Такими словами он передает оценку “старого религиозного сознания”. Сам же говорит другое - что Достоевский любит Ставрогина не в порядке слабости автора к своему герою, а как христианский мыслитель нового склада, которому дорога как таковая творческая личность, пусть трагически потерявшая себя.

Сам Достоевский, и не где-нибудь, а в главе “У Тихона”, позволял себе остро играть православным словоупотреблением: “- Помните ли вы: “Ангелу Лаодикийской церкви напиши...”? - Помню. Прелестные слова. - Прелестные? Странное выражение для архиерея, и вообще вы чудак...”

Ставрогин удивляется, потому что Тихон употребляет аскетический термин в обиходном светском значении: обаятельные, восхитительные слова. Нет сомнения в том, что Достоевский намеренно это ему позволил и не хотел его этим компрометировать, скорее напротив, оттенил его человеческую свободу и неукладываемость в официальную рамку: “и вообще вы чудак”. В порядке сравнения вспоминается из недавней работы о Пушкине: замечательный пушкинист В. Непомнящий сетует Пушкину на неточность, неканоничность словоупотребления: “в дальнейшем он не раз еще будет путаться, приписывая, например, Евангелию “божественное красноречие ” и “вечно новую прелесть ” - прелесть в сакральном языке значит соблазн. Как будто ему хочется заговорить тем, новым языком, а он плохо его слушается. Кажется, что он растерян, словно попал в ловушку” .

Можно одно сказать на это: нет, не кажется. Другое кажется - что такие претензии к языку поэта могут нас далеко завести по пути утраты способности слышать слово Пушкина, слышать этот язык. И еще кажется: автор судит о Пушкине снисходительно и свысока, как владеющий правильным языком о невладеющем и “путающемся”. Вот сравнение: сердцеведу-архиерею у Достоевского позволено то, что пушкинист наших дней не позволяет поэту . Пушкин

все-таки и в свои последние годы, к каким относятся строки, которыми не вполне удовлетворен пушкинист (1836), не стал духовным писателем в специфическом смысле, остался поэтом, - и слава Богу, скажем мы от чистого сердца и от всей нашей русской духовности, да позволено будет нам сказать и так, потому что к великой пользе именно для нее это было так (а то ведь и метко, пожалуй, описывает иронический поэт нашу “нынешнюю социокультурную ситуацию”: “Медведь духовности великой там наступает всем на ухо. Там под духовностью пудовой затих навек вертлявый Пушкин...” ).

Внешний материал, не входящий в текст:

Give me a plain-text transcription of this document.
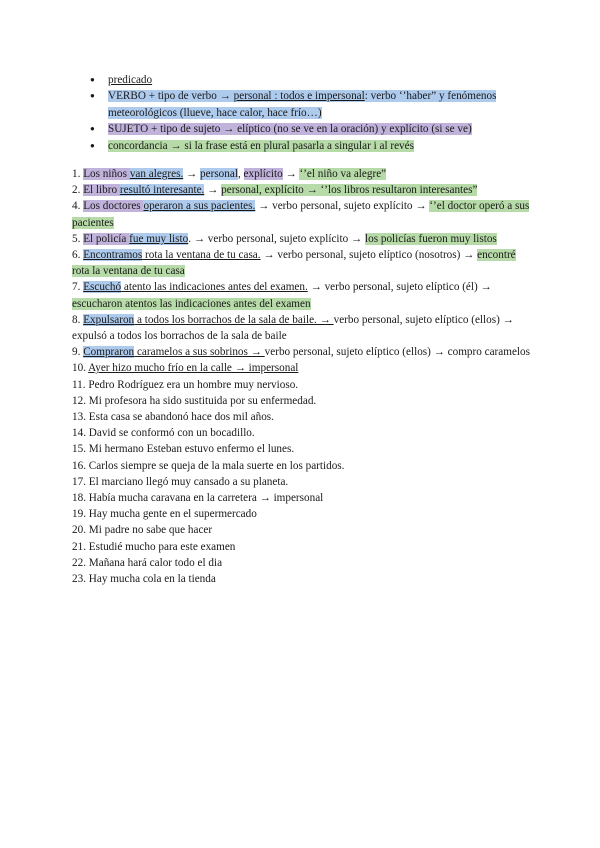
● predicado
● VERBO + tipo de verbo → personal : todos e impersonal: verbo ‘’haber” y fenómenos meteorológicos (llueve, hace calor, hace frío…)
● SUJETO + tipo de sujeto → elíptico (no se ve en la oración) y explícito (si se ve)
● concordancia → si la frase está en plural pasarla a singular i al revés

1. Los niños van alegres. → personal, explícito → ‘’el niño va alegre”

2. El libro resultó interesante. → personal, explícito → ‘’los libros resultaron interesantes”

4. Los doctores operaron a sus pacientes. → verbo personal, sujeto explícito → ‘’el doctor operó a sus pacientes

5. El policía fue muy listo. → verbo personal, sujeto explícito → los policías fueron muy listos

6. Encontramos rota la ventana de tu casa. → verbo personal, sujeto elíptico (nosotros) → encontré rota la ventana de tu casa

7. Escuchó atento las indicaciones antes del examen. → verbo personal, sujeto elíptico (él) → escucharon atentos las indicaciones antes del examen

8. Expulsaron a todos los borrachos de la sala de baile. → verbo personal, sujeto elíptico (ellos) → expulsó a todos los borrachos de la sala de baile

9. Compraron caramelos a sus sobrinos → verbo personal, sujeto elíptico (ellos) → compro caramelos

10. Ayer hizo mucho frío en la calle → impersonal

11. Pedro Rodríguez era un hombre muy nervioso.

12. Mi profesora ha sido sustituida por su enfermedad.

13. Esta casa se abandonó hace dos mil años.

14. David se conformó con un bocadillo.

15. Mi hermano Esteban estuvo enfermo el lunes.

16. Carlos siempre se queja de la mala suerte en los partidos.

17. El marciano llegó muy cansado a su planeta.

18. Había mucha caravana en la carretera → impersonal

19. Hay mucha gente en el supermercado

20. Mi padre no sabe que hacer

21. Estudié mucho para este examen

22. Mañana hará calor todo el dia

23. Hay mucha cola en la tienda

“Странное выражение для архиерея”. Не случайна у Достоевского эта черта: ведь Тихона осуждают в монастырском кругу (устами строгого “и, сверх того, известного ученостию”, отца архимандрита) “в небрежном житии и чуть ли не в ереси”. И старец Зосима подобными же чертами отмечен, его подозревают тоже в чем-то вроде религиозного модернизма: “По-модному веровал, огня материального во аде не признавал”. Достоевский остро наделял своих святителей подобными проявлениями свободной религиозной духовности, с известным уклоном в мистический пантеизм и чертами своеобразного францисканства. И слышал себе обвинения в ереси, особенно от Леонтьева, ссылавшегося при этом и на оптинских монахов, чуть ли не осуждавших фигуру Зосимы и не признававших “Карамазовых” “правильным православным романом”. Подтверждений документальных этому нет, но это правдоподобно. Но православная мысль приняла Достоевского как христианского писателя, оцерковила его, как писал, возражая Леонтьеву, Розанов.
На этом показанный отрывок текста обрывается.